For some people, it may feel like recent history—20 years is a generation—and I always wanted that kind of a buffer between where we are now and where the drama ends. So I always had in mind 2003-2004, and that’s where we end.”The new season begins in 1997, a year after Diana, the Princess of Wales, divorced Prince Charles. Debicki, who portrays Diana in seasons five and six, found it emotional to depict the last year of her life. 

“I’ll be honest: I was devastated, actually. I remember I read all four [scripts], and then I took a deep breath and laid down somewhere,” Debicki said during a panel discussion with members of the Crown cast and creative team that immediately followed the screening. 

“I felt the weight of what was coming. But I thought the scripts were extremely beautiful, and I trusted them. But I could sort of feel it in the air, in a way.”With Diana’s tragic death as the main storyline this season, Debicki’s approach to playing the role emphasized Diana’s love for her two sons, William and Harry. “The things that were always important to me were, first and foremost, her relationship to her children. 

So in a way, I kind of centered my performance around that love,” Debicki said on the red carpet. “It was a guiding force for me in terms of making decisions as the character, and from what I can gather, that was also true of the person. That was really her priority in life.”Debicki found it difficult to shoot the scene in which Diana and her boyfriend, Dodi Fayed, rode together in an elevator at the Ritz hotel in Paris, en route to the car that would later crash and kill the couple. “It’s quite strange,” said Debicki. 

“The images of Diana and Dodi at the Ritz taken from a security camera, it’s these images that are imprinted on our collective unconsciousness. So to find yourself replicating them is a very strange experience. Nothing as an actor really prepares you for the layers of emotional ramifications. I experienced that a lot, and I kind of just let it be there. I didn’t fight it.”Khalid Abdalla, who plays Dodi Fayed, said he was honored to represent the film producer onscreen. Very few productions have fully fleshed out the son of Egyptian billionaire Mohamed Al-Fayed. “Part of what I hope that audiences will find in my portrayal is the full breadth of everything that could have been. Despite the fact that Dodi is a person who has been on supermarket shelves and magazines, for the last 26 years, he’s been a figure in the background and hardly anyone knows anything about him,” said Abdalla on the red carpet. 

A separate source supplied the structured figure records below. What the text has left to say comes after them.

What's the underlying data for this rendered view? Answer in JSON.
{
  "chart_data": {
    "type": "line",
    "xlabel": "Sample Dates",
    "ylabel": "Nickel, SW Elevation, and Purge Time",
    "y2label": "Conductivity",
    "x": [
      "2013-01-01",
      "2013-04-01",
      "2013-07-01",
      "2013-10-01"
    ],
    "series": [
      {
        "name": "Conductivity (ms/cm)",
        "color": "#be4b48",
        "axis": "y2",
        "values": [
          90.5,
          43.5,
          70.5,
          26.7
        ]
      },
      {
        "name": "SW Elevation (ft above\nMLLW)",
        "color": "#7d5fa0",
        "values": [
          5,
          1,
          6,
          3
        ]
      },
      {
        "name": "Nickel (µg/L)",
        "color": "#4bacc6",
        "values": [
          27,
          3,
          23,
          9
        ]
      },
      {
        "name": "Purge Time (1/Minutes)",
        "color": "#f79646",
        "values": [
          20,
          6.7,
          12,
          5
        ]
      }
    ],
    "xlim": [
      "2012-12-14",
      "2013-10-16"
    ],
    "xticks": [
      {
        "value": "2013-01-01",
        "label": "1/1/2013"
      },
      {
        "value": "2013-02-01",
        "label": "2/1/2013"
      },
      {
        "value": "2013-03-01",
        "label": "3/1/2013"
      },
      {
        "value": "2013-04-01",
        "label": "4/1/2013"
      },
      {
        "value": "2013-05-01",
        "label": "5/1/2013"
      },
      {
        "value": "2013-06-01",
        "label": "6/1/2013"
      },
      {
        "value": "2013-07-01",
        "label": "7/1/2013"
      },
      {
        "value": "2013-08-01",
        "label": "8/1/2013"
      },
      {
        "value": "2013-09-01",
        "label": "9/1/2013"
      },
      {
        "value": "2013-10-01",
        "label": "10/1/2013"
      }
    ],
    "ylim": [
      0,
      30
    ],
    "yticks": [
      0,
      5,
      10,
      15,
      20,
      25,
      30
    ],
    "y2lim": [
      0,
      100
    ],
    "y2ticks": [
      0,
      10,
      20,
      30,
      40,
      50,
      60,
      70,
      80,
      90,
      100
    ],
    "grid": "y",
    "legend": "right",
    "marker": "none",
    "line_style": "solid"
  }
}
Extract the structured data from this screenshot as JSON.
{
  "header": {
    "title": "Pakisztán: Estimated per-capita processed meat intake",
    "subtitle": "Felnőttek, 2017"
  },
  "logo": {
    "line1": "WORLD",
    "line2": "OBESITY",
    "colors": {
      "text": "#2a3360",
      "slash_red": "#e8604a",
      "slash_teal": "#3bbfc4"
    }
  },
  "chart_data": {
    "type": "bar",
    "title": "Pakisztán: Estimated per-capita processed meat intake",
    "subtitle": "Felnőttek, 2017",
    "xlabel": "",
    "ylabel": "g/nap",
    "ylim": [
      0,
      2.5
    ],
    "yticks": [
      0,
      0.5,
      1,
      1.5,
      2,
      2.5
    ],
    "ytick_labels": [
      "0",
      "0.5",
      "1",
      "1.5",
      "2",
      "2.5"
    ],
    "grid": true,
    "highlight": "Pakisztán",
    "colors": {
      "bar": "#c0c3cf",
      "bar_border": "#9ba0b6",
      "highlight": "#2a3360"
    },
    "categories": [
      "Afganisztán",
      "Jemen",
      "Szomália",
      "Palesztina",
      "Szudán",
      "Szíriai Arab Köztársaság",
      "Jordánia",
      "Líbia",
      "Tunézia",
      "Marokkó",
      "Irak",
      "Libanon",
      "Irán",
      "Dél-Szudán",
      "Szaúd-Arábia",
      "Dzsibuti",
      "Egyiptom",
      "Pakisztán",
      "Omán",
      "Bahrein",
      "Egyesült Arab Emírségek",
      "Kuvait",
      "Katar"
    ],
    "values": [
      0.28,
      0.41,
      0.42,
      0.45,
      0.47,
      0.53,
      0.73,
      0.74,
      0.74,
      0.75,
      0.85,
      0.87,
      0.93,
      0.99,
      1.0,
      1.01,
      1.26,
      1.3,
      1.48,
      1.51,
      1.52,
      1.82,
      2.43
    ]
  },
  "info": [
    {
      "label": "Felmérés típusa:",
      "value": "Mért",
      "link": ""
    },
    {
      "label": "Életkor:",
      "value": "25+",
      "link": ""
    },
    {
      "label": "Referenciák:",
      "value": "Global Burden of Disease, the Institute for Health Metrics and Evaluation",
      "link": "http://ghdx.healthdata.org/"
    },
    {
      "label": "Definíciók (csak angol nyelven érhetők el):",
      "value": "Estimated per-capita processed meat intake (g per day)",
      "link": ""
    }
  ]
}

“So one of the things that I’m proudest of is that finally, after 26 years, he might be known a little, and therefore loved a little—finally mourned.”Jonathan Pryce also returns in season six as Prince Philip, who helps a teenage Prince William, played by newcomer Rufus Kampa, manage his grief over his mother’s death. “Philip is very much as he was in [season] five, when you first see him meet Diana, and [he] offers his advice and tries to be a mentor to her. He tells her how to cope within the system, and he goes on to be that kind of figure to William after the death of Diana,” said Pryce. 

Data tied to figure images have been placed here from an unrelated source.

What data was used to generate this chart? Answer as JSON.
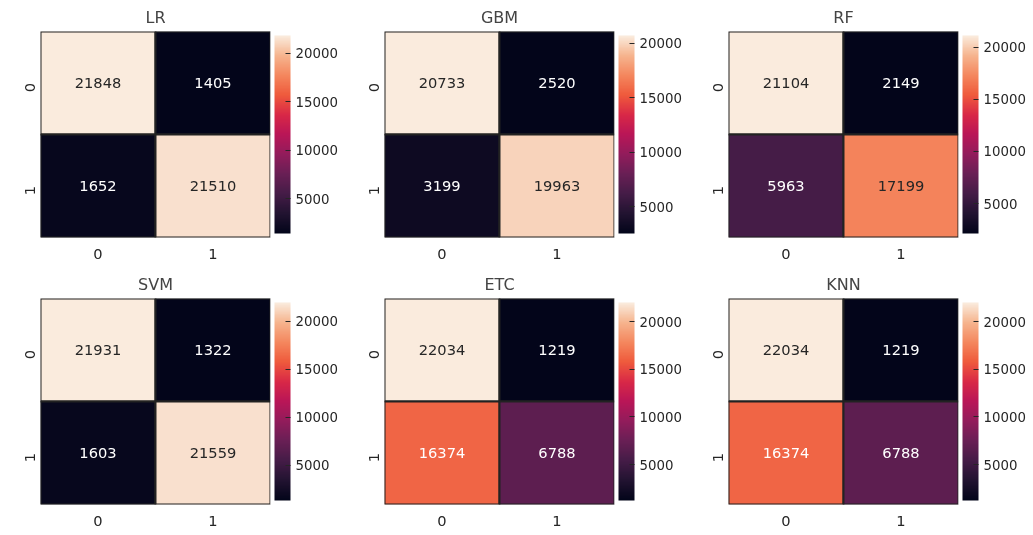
{
  "chart_data": [
    {
      "type": "heatmap",
      "title": "LR",
      "categories": [
        "0",
        "1"
      ],
      "y_categories": [
        "0",
        "1"
      ],
      "cells": [
        [
          21848,
          1405
        ],
        [
          1652,
          21510
        ]
      ],
      "clim": [
        1405,
        21848
      ],
      "cticks": [
        5000,
        10000,
        15000,
        20000
      ],
      "data_labels": true
    },
    {
      "type": "heatmap",
      "title": "GBM",
      "categories": [
        "0",
        "1"
      ],
      "y_categories": [
        "0",
        "1"
      ],
      "cells": [
        [
          20733,
          2520
        ],
        [
          3199,
          19963
        ]
      ],
      "clim": [
        2520,
        20733
      ],
      "cticks": [
        5000,
        10000,
        15000,
        20000
      ],
      "data_labels": true
    },
    {
      "type": "heatmap",
      "title": "RF",
      "categories": [
        "0",
        "1"
      ],
      "y_categories": [
        "0",
        "1"
      ],
      "cells": [
        [
          21104,
          2149
        ],
        [
          5963,
          17199
        ]
      ],
      "clim": [
        2149,
        21104
      ],
      "cticks": [
        5000,
        10000,
        15000,
        20000
      ],
      "data_labels": true
    },
    {
      "type": "heatmap",
      "title": "SVM",
      "categories": [
        "0",
        "1"
      ],
      "y_categories": [
        "0",
        "1"
      ],
      "cells": [
        [
          21931,
          1322
        ],
        [
          1603,
          21559
        ]
      ],
      "clim": [
        1322,
        21931
      ],
      "cticks": [
        5000,
        10000,
        15000,
        20000
      ],
      "data_labels": true
    },
    {
      "type": "heatmap",
      "title": "ETC",
      "categories": [
        "0",
        "1"
      ],
      "y_categories": [
        "0",
        "1"
      ],
      "cells": [
        [
          22034,
          1219
        ],
        [
          16374,
          6788
        ]
      ],
      "clim": [
        1219,
        22034
      ],
      "cticks": [
        5000,
        10000,
        15000,
        20000
      ],
      "data_labels": true
    },
    {
      "type": "heatmap",
      "title": "KNN",
      "categories": [
        "0",
        "1"
      ],
      "y_categories": [
        "0",
        "1"
      ],
      "cells": [
        [
          22034,
          1219
        ],
        [
          16374,
          6788
        ]
      ],
      "clim": [
        1219,
        22034
      ],
      "cticks": [
        5000,
        10000,
        15000,
        20000
      ],
      "data_labels": true
    }
  ]
}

“That’s really my job, and I think that’s Philip’s job, really. One of his jobs was he guided and led the royal family, and he was involved in a lot of the decision-making.”Pryce met Dodi Fayed in 1979 when he acted in a British film, Breaking Glass, that was cofinanced by the heir. Pryce remembers Dodi as “charming, enigmatic, sensitive, and everything that Khalid brought to the role.” Pryce also met Diana a few times, and when he found out that she had tragically been killed, “it was the first time I’d ever cried about a member of the royal family,” he said.

 “I think a lot of people felt a lot of empathy and sympathy towards her, as I did. And it was a shock.”As for Debicki’s portrayal of Diana in The Crown, Pryce had nothing but praise. “I have to say that in my 51 years of experience acting, Elizabeth’s performance as Diana is an absolute treasure. It’s a performance that contains honesty, and integrity, and I cannot see it being done any better. She’s absolutely wonderful.”